Dr. Grunberg disclosed that he is a consultant for GlaxoSmithKline, Merck, Helsinn, and Schering, owns stock in Schering and has received honoraria and research funds from Merck. Senior author Jørn Herrstedt, M.D., of Odense University Hospital in Odense, in Denmark said he is a consultant for GlaxoSmithKline, Helsinn, and Schering, and has received research funds from Merck. Five of the trial’s co-authors are employees of GlaxoSmithKline and own stock in the company. The study was funded by GlaxoSmithKline and, as sponsor, GlaxoSmithKline collaborated with Drs. Grunberg Herrstedt, M.D., on the trial design. The study data were collected by the trial’s clinical investigators and trial conduct was monitored by GlaxoSmithKline. The statistical analysis was done by GlaxoSmithKline, according to a predefined plan approved by Drs. Grunberg and Herrstedt, with periodic reports to a data safety monitoring board. The published manuscript “was developed with full author participation and assistance from a medical writer.”

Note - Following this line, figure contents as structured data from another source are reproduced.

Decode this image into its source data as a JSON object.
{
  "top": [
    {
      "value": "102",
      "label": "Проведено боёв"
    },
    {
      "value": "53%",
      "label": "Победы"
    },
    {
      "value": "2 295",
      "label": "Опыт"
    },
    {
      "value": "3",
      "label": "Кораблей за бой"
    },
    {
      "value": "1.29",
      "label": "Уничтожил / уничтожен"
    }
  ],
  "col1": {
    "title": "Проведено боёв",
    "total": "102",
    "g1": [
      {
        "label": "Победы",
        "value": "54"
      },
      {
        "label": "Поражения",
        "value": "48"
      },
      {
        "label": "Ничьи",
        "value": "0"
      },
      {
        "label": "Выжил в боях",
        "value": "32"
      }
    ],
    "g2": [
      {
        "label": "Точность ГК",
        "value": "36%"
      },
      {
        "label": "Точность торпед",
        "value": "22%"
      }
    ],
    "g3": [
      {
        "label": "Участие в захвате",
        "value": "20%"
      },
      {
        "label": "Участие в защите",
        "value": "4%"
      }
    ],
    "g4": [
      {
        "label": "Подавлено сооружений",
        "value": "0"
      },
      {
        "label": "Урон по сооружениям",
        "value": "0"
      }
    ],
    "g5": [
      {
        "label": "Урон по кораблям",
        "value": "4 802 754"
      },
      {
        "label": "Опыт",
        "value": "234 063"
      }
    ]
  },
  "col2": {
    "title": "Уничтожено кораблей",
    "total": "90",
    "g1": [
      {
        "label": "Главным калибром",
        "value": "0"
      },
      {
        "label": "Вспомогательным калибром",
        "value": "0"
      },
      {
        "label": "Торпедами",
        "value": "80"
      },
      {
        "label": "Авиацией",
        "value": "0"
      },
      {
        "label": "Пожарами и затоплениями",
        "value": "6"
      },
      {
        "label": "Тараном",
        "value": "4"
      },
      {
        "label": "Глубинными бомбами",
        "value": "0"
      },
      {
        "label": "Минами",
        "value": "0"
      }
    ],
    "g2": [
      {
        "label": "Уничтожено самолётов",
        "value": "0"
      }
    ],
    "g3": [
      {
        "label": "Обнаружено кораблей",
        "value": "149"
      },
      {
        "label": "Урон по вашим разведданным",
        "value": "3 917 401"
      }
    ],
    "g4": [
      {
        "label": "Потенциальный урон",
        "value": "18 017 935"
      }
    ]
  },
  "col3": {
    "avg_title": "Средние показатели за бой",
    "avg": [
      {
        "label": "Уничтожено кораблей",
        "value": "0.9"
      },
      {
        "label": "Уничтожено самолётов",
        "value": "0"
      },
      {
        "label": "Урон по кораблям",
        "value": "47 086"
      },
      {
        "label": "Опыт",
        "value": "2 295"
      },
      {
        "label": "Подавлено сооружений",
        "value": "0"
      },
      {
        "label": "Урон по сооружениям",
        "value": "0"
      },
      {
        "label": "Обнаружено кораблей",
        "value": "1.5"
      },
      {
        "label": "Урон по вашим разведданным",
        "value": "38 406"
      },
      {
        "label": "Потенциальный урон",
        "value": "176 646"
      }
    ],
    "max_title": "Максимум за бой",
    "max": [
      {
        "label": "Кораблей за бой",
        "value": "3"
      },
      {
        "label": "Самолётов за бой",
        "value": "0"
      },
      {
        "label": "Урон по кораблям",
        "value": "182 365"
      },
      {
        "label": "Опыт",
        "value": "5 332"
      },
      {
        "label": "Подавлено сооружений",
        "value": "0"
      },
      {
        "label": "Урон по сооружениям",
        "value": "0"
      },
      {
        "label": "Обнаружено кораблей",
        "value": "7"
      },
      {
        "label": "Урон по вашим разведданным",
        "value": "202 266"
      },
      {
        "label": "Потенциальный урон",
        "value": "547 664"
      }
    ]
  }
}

Primary source: The Lancet Oncology

Source reference:

Grunberg, SM et al “Efficacy and safety of casopitant mesylate, a neurokinin 1 (NK1)-receptor antagonist, in prevention of chemotherapy-induced nausea and vomiting in patients receiving cisplatin-based highly emetogenic chemotherapy: a randomised, double-blind, placebo-controlled trial” Lancet 2009; DOI:10.1016/S1470-2045(09)70109-3.